British Heart Foundation Centre for Cardiovascular Science, University of Edinburgh, Edinburgh, UK.
Department of Advanced Biomedical Sciences, Federico II University of Naples, Naples, Italy.
J Nucl Cardiol. 2022 Jun;29(3):1372-1385. doi: 10.1007/s12350-020-02458-w. Epub 2021 Jan 20.
Standard methods for quantifying positron emission tomography (PET) uptake in the aorta are time consuming and may not reflect overall vessel activity. We describe aortic microcalcification activity (AMA), a novel method for quantifying F-sodium fluoride (18F-NaF) uptake in the thoracic aorta.
Twenty patients underwent two hybrid F-NaF PET and computed tomography (CT) scans of the thoracic aorta less than three weeks apart. AMA, as well as maximum (TBRmax) and mean (TBRmean) tissue to background ratios, were calculated by two trained operators. Intra-observer repeatability, inter-observer repeatability and scan-rescan reproducibility were assessed. Each F-NaF quantification method was compared to validated cardiovascular risk scores.

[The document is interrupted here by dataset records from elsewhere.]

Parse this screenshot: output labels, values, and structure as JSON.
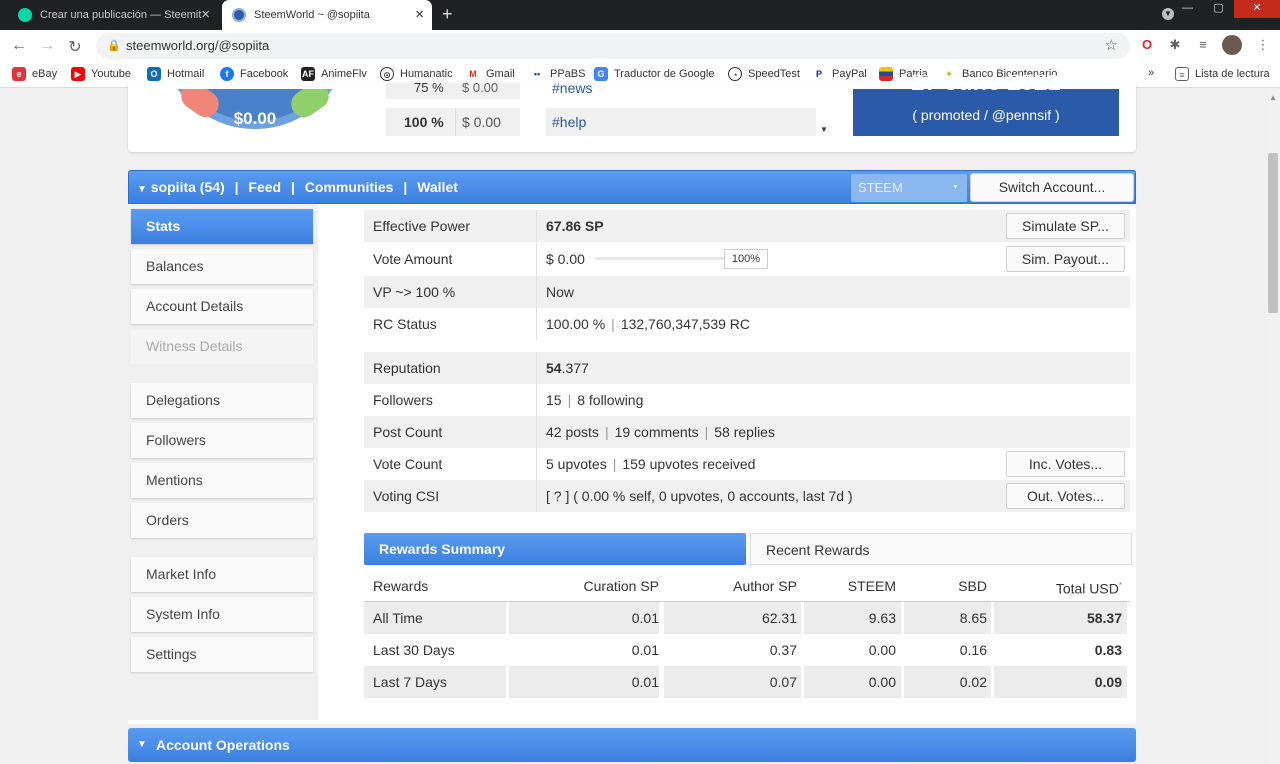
{
  "browser": {
    "tabs": [
      {
        "title": "Crear una publicación — Steemit"
      },
      {
        "title": "SteemWorld ~ @sopiita"
      }
    ],
    "url": "steemworld.org/@sopiita",
    "bookmarks": [
      "eBay",
      "Youtube",
      "Hotmail",
      "Facebook",
      "AnimeFlv",
      "Humanatic",
      "Gmail",
      "PPaBS",
      "Traductor de Google",
      "SpeedTest",
      "PayPal",
      "Patria",
      "Banco Bicentenario"
    ],
    "reading_list": "Lista de lectura",
    "bookmark_more": "»"
  },
  "top": {
    "gauge_value": "$0.00",
    "vote_table": [
      {
        "pct": "75 %",
        "value": "$ 0.00"
      },
      {
        "pct": "100 %",
        "value": "$ 0.00"
      }
    ],
    "tags": [
      "#news",
      "#help"
    ],
    "promo_date": "27 June 2021",
    "promo_text": "( promoted / @pennsif )"
  },
  "header": {
    "account": "sopiita (54)",
    "links": [
      "Feed",
      "Communities",
      "Wallet"
    ],
    "currency": "STEEM",
    "switch_label": "Switch Account..."
  },
  "sidebar": {
    "items": [
      {
        "label": "Stats"
      },
      {
        "label": "Balances"
      },
      {
        "label": "Account Details"
      },
      {
        "label": "Witness Details"
      },
      {
        "label": "Delegations"
      },
      {
        "label": "Followers"
      },
      {
        "label": "Mentions"
      },
      {
        "label": "Orders"
      },
      {
        "label": "Market Info"
      },
      {
        "label": "System Info"
      },
      {
        "label": "Settings"
      }
    ]
  },
  "stats": {
    "effective_power": {
      "label": "Effective Power",
      "value": "67.86 SP",
      "button": "Simulate SP..."
    },
    "vote_amount": {
      "label": "Vote Amount",
      "value": "$ 0.00",
      "slider_pct": "100%",
      "slider_level": 1.0,
      "button": "Sim. Payout..."
    },
    "vp": {
      "label": "VP ~> 100 %",
      "value": "Now"
    },
    "rc": {
      "label": "RC Status",
      "pct": "100.00 %",
      "amount": "132,760,347,539 RC"
    },
    "reputation": {
      "label": "Reputation",
      "value_main": "54",
      "value_dec": ".377"
    },
    "followers": {
      "label": "Followers",
      "followers": "15",
      "following": "8 following"
    },
    "post_count": {
      "label": "Post Count",
      "posts": "42 posts",
      "comments": "19 comments",
      "replies": "58 replies"
    },
    "vote_count": {
      "label": "Vote Count",
      "upvotes": "5 upvotes",
      "received": "159 upvotes received",
      "button": "Inc. Votes..."
    },
    "voting_csi": {
      "label": "Voting CSI",
      "value": "[ ? ] ( 0.00 % self, 0 upvotes, 0 accounts, last 7d )",
      "button": "Out. Votes..."
    }
  },
  "rewards": {
    "tabs": [
      "Rewards Summary",
      "Recent Rewards"
    ],
    "headers": [
      "Rewards",
      "Curation SP",
      "Author SP",
      "STEEM",
      "SBD",
      "Total USD"
    ],
    "total_marker": "*",
    "rows": [
      {
        "period": "All Time",
        "curation": "0.01",
        "author": "62.31",
        "steem": "9.63",
        "sbd": "8.65",
        "total": "58.37"
      },
      {
        "period": "Last 30 Days",
        "curation": "0.01",
        "author": "0.37",
        "steem": "0.00",
        "sbd": "0.16",
        "total": "0.83"
      },
      {
        "period": "Last 7 Days",
        "curation": "0.01",
        "author": "0.07",
        "steem": "0.00",
        "sbd": "0.02",
        "total": "0.09"
      }
    ]
  },
  "account_operations": "Account Operations",
  "colors": {
    "accent": "#3c7fe0",
    "header_blue": "#5a9cf0",
    "promo_blue": "#2a5aa8"
  }
}
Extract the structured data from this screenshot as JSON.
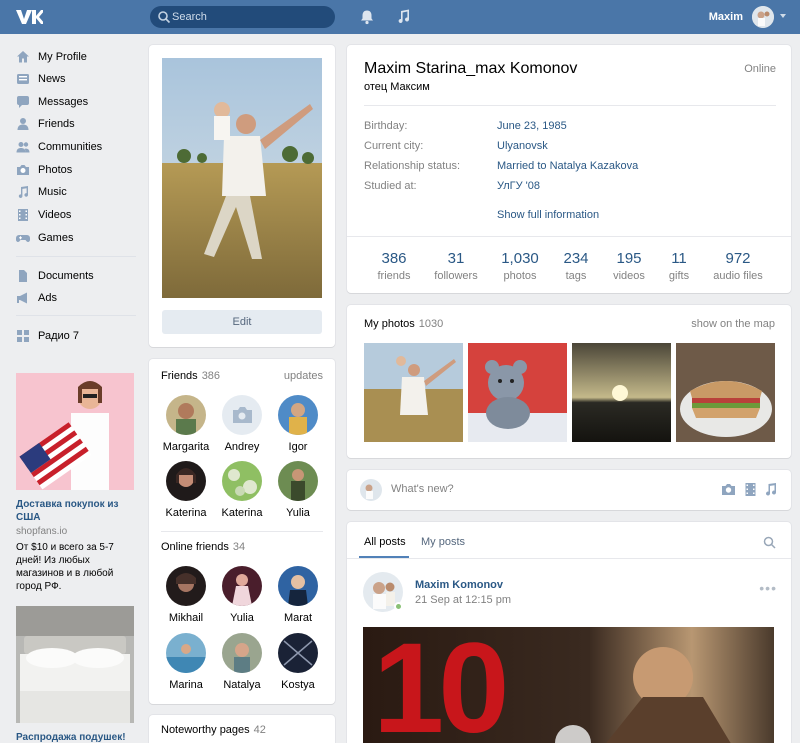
{
  "header": {
    "logo_text": "VK",
    "search_placeholder": "Search",
    "user_name": "Maxim"
  },
  "nav": {
    "items": [
      {
        "label": "My Profile",
        "icon": "home-icon"
      },
      {
        "label": "News",
        "icon": "news-icon"
      },
      {
        "label": "Messages",
        "icon": "messages-icon"
      },
      {
        "label": "Friends",
        "icon": "friends-icon"
      },
      {
        "label": "Communities",
        "icon": "communities-icon"
      },
      {
        "label": "Photos",
        "icon": "camera-icon"
      },
      {
        "label": "Music",
        "icon": "music-icon"
      },
      {
        "label": "Videos",
        "icon": "film-icon"
      },
      {
        "label": "Games",
        "icon": "gamepad-icon"
      },
      {
        "label": "Documents",
        "icon": "document-icon"
      },
      {
        "label": "Ads",
        "icon": "megaphone-icon"
      },
      {
        "label": "Радио 7",
        "icon": "apps-grid-icon"
      }
    ]
  },
  "ads": [
    {
      "title": "Доставка покупок из США",
      "domain": "shopfans.io",
      "text": "От $10 и всего за 5-7 дней! Из любых магазинов и в любой город РФ."
    },
    {
      "title": "Распродажа подушек!",
      "domain": "",
      "text": ""
    }
  ],
  "profile": {
    "edit_label": "Edit",
    "name": "Maxim Starina_max Komonov",
    "status": "отец Максим",
    "online": "Online",
    "info": [
      {
        "key": "Birthday:",
        "value": "June 23, 1985"
      },
      {
        "key": "Current city:",
        "value": "Ulyanovsk"
      },
      {
        "key": "Relationship status:",
        "value": "Married to Natalya Kazakova"
      },
      {
        "key": "Studied at:",
        "value": "УлГУ '08"
      }
    ],
    "show_full": "Show full information",
    "counters": [
      {
        "n": "386",
        "l": "friends"
      },
      {
        "n": "31",
        "l": "followers"
      },
      {
        "n": "1,030",
        "l": "photos"
      },
      {
        "n": "234",
        "l": "tags"
      },
      {
        "n": "195",
        "l": "videos"
      },
      {
        "n": "11",
        "l": "gifts"
      },
      {
        "n": "972",
        "l": "audio files"
      }
    ]
  },
  "friends": {
    "title": "Friends",
    "count": "386",
    "right": "updates",
    "list": [
      "Margarita",
      "Andrey",
      "Igor",
      "Katerina",
      "Katerina",
      "Yulia"
    ],
    "online_title": "Online friends",
    "online_count": "34",
    "online_list": [
      "Mikhail",
      "Yulia",
      "Marat",
      "Marina",
      "Natalya",
      "Kostya"
    ],
    "noteworthy_title": "Noteworthy pages",
    "noteworthy_count": "42"
  },
  "photos": {
    "title": "My photos",
    "count": "1030",
    "right": "show on the map"
  },
  "composer": {
    "placeholder": "What's new?"
  },
  "posts": {
    "tabs": [
      "All posts",
      "My posts"
    ],
    "author": "Maxim Komonov",
    "date": "21 Sep at 12:15 pm",
    "more": "•••",
    "video_text": "10"
  }
}
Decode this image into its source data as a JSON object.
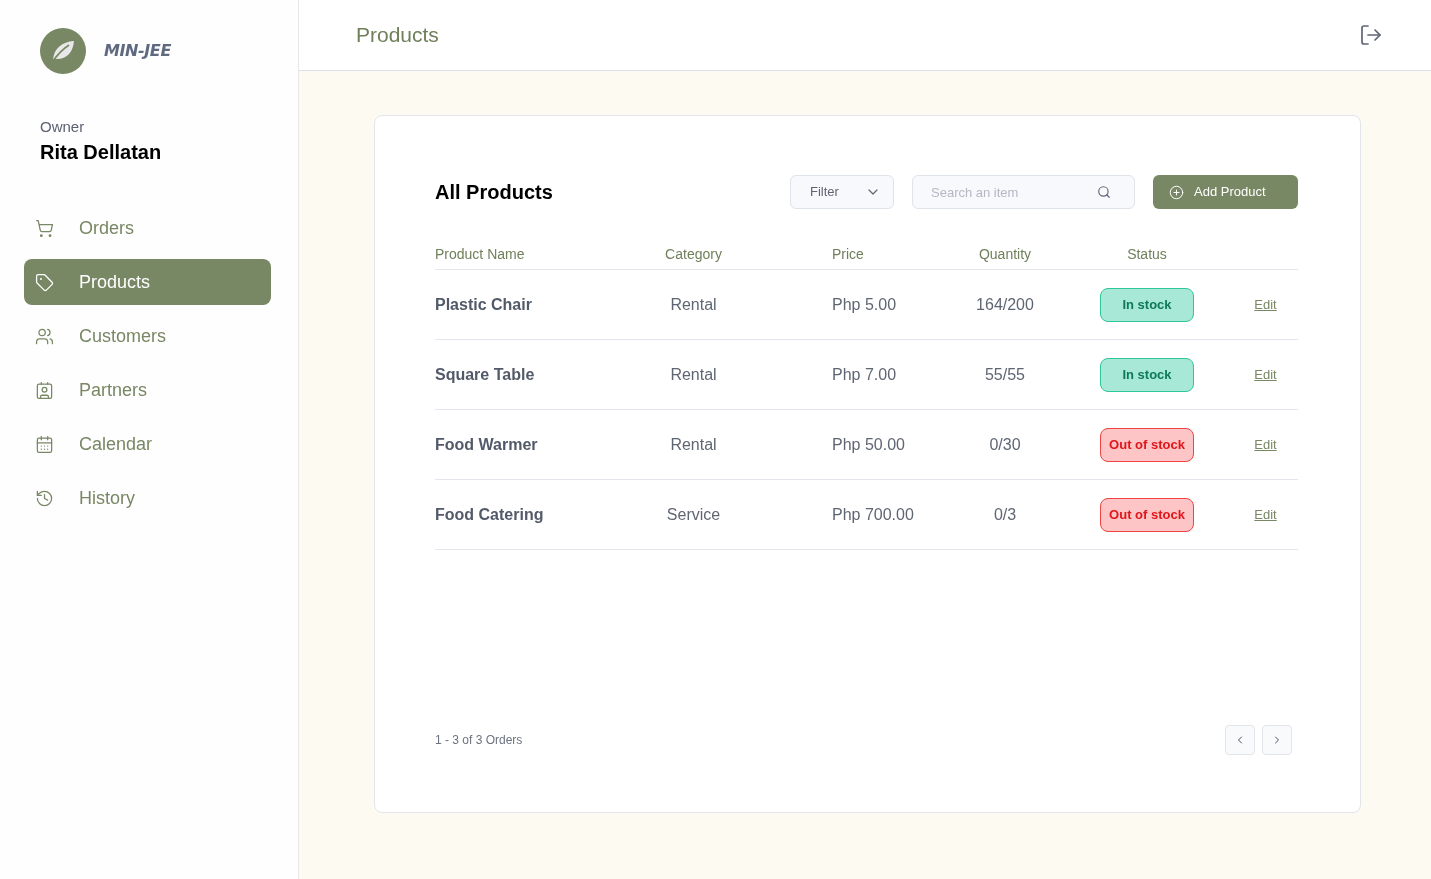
{
  "sidebar": {
    "brand": "MIN-JEE",
    "role": "Owner",
    "user": "Rita Dellatan",
    "nav": [
      {
        "label": "Orders",
        "selected": false
      },
      {
        "label": "Products",
        "selected": true
      },
      {
        "label": "Customers",
        "selected": false
      },
      {
        "label": "Partners",
        "selected": false
      },
      {
        "label": "Calendar",
        "selected": false
      },
      {
        "label": "History",
        "selected": false
      }
    ]
  },
  "header": {
    "title": "Products"
  },
  "card": {
    "title": "All Products",
    "filter": {
      "label": "Filter"
    },
    "search": {
      "placeholder": "Search an item"
    },
    "add_button": "Add Product"
  },
  "table": {
    "columns": [
      "Product Name",
      "Category",
      "Price",
      "Quantity",
      "Status"
    ],
    "rows": [
      {
        "name": "Plastic Chair",
        "category": "Rental",
        "price": "Php 5.00",
        "quantity": "164/200",
        "status": {
          "label": "In stock",
          "kind": "in"
        },
        "action": "Edit"
      },
      {
        "name": "Square Table",
        "category": "Rental",
        "price": "Php 7.00",
        "quantity": "55/55",
        "status": {
          "label": "In stock",
          "kind": "in"
        },
        "action": "Edit"
      },
      {
        "name": "Food Warmer",
        "category": "Rental",
        "price": "Php 50.00",
        "quantity": "0/30",
        "status": {
          "label": "Out of stock",
          "kind": "out"
        },
        "action": "Edit"
      },
      {
        "name": "Food Catering",
        "category": "Service",
        "price": "Php 700.00",
        "quantity": "0/3",
        "status": {
          "label": "Out of stock",
          "kind": "out"
        },
        "action": "Edit"
      }
    ]
  },
  "footer": {
    "summary": "1 - 3 of 3 Orders"
  }
}
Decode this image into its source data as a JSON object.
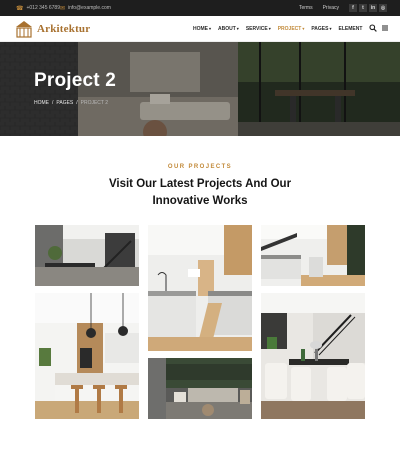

Aortic microcalcification activity demonstrated excellent intra-observer (intraclass correlation coefficient 0.98) and inter-observer (intraclass correlation coefficient 0.97) repeatability with very good scan-rescan reproducibility (intraclass correlation coefficient 0.86) which were similar to previously described TBRmean and TBRmax methods. AMA analysis was much quicker to perform than standard TBR assessment (3.4min versus 15.1min, P<0.0001). AMA was correlated with Framingham stroke risk scores and Framingham risk score for hard cononary heart disease.
AMA is a simple, rapid and reproducible method of quantifying global F-NaF uptake across the ascending aorta and aortic arch that correlates with cardiovascular risk scores.
定量正电子发射断层扫描(PET)在主动脉中的摄取的标准方法既耗时又可能无法反映整体血管活性。我们描述了一种新的方法,用于量化胸主动脉中的氟-18 钠(18F-NaF)摄取,即主动脉微钙化活性(AMA)。
20 例患者在不到三周的时间内接受了两次 F-NaF 正电子发射断层扫描和计算机断层扫描(CT)扫描。两名训练有素的操作人员计算了 AMA 以及最大(TBRmax)和平均(TBRmean)组织与背景比。评估了观察者内重复性、观察者间重复性和扫描-再扫描可重复性。每种 F-NaF 定量方法均与经过验证的心血管风险评分进行了比较。
主动脉微钙化活性显示出极好的观察者内(组内相关系数 0.98)和观察者间(组内相关系数 0.97)重复性,扫描-再扫描可重复性也非常好(组内相关系数 0.86),与之前描述的 TBRmean 和 TBRmax 方法相似。与标准 TBR 评估相比,AMA 分析的速度更快(3.4 分钟对 15.1 分钟,P<0.0001)。AMA 与 Framingham 中风风险评分和 Framingham 硬冠状动脉心脏病风险评分相关。
AMA 是一种简单、快速且可重复的方法,可定量评估升主动脉和主动脉弓的 F-NaF 整体摄取,并与心血管风险评分相关。